There are $n$ fair dice. They are all tossed every time except the dice that are removed. A dice is removed if $3$ is rolled. What is the expected number of rolls? Any help would be appreciated.
My attempt: Consider the case of two dice. The process ends on step one with probability $\frac{1}{36}$, if one of the dice rolls up $6$ and other doesn't the on average $\frac{10}{36}(1+6)$ more steps are needed. Finally if $6$ doesn't roll up on both of the rolls then $\frac{25}{36}(z+1)$ rolls will be needed where $z$ is the expected number of rolls until both dice are removed. Thus
$$z= \frac{1}{36}+\frac{10}{36}(1+6)+\frac{25}{36}(z+1) $$
Is this correct? If it is I can extend it recursively for $n$ dice.
Best Answer
I have a hard time understanding what your event $X_i$ means? Die $i$ removed by what time? Because in the end all of the dice are removed and $X_i=1$ with $p=1$.

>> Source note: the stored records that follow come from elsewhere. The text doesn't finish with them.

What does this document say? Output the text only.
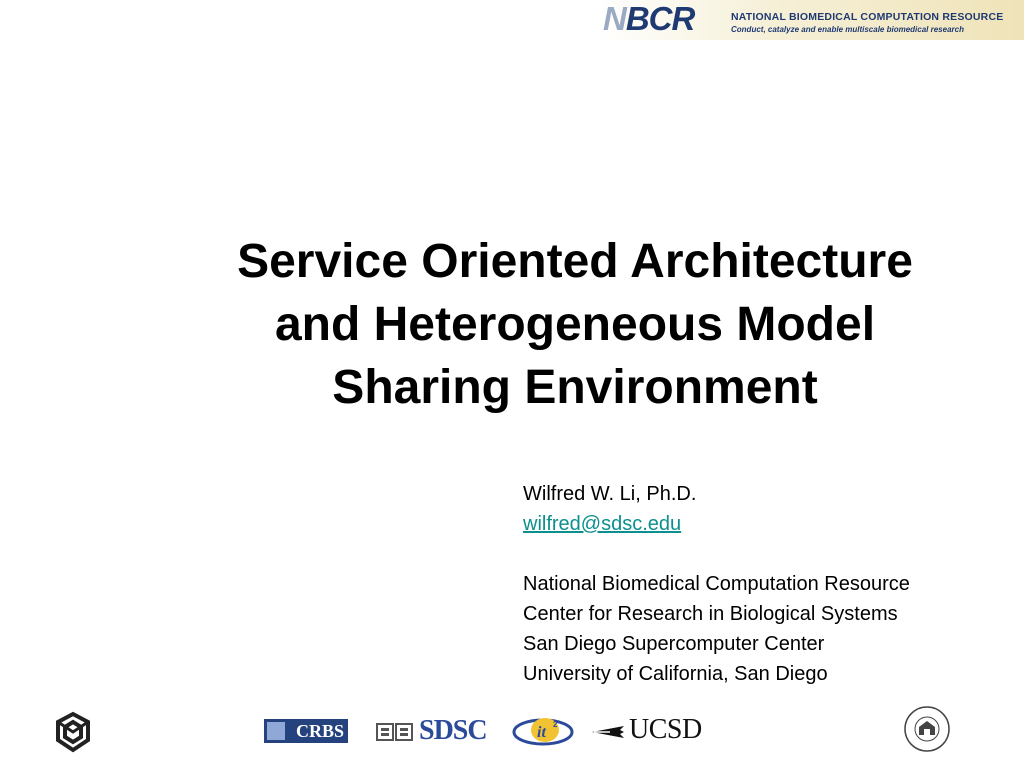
NBCR	NATIONAL BIOMEDICAL COMPUTATION RESOURCE
Conduct, catalyze and enable multiscale biomedical research
Service Oriented Architecture
and Heterogeneous Model
Sharing Environment
Wilfred W. Li, Ph.D.
wilfred@sdsc.edu
National Biomedical Computation Resource
Center for Research in Biological Systems
San Diego Supercomputer Center
University of California, San Diego
CRBS	SDSC	it 2	UCSD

If you want to use this approach, you say that you have $n+1$ states (meaning the number of dice left in the game) and you trying to find $r_k=\mathbb E R(k)$, where $R(k)$ is the number or rolls if you start with $k$ dice. You know that $r_0 = 0$ and you can write recursive relations:
$$ \begin{aligned} r_1 &= 1+\frac56r_1 + \frac16r_0 \\ r_2 &= 1+\left(\frac56\right)^2r_2 + 2\left(\frac56\right)\left(\frac16\right)r_1+\left(\frac16\right)^2r_0\\ \ldots \end{aligned} $$
Or you can take a direct approach and calculate the distribution $R(n)$ directly. You can start to calculate the distribution of $R(1)$ by thinking what is the probability that 1 die wasn't remove on first $x$ rolls. And then see that the survival time of at least 1 die from $n$ is a function of survival times of each individual die: $R(n)=f(R_1(1), R_2(1)...,R_n(1))$. Can you see what function is $f$?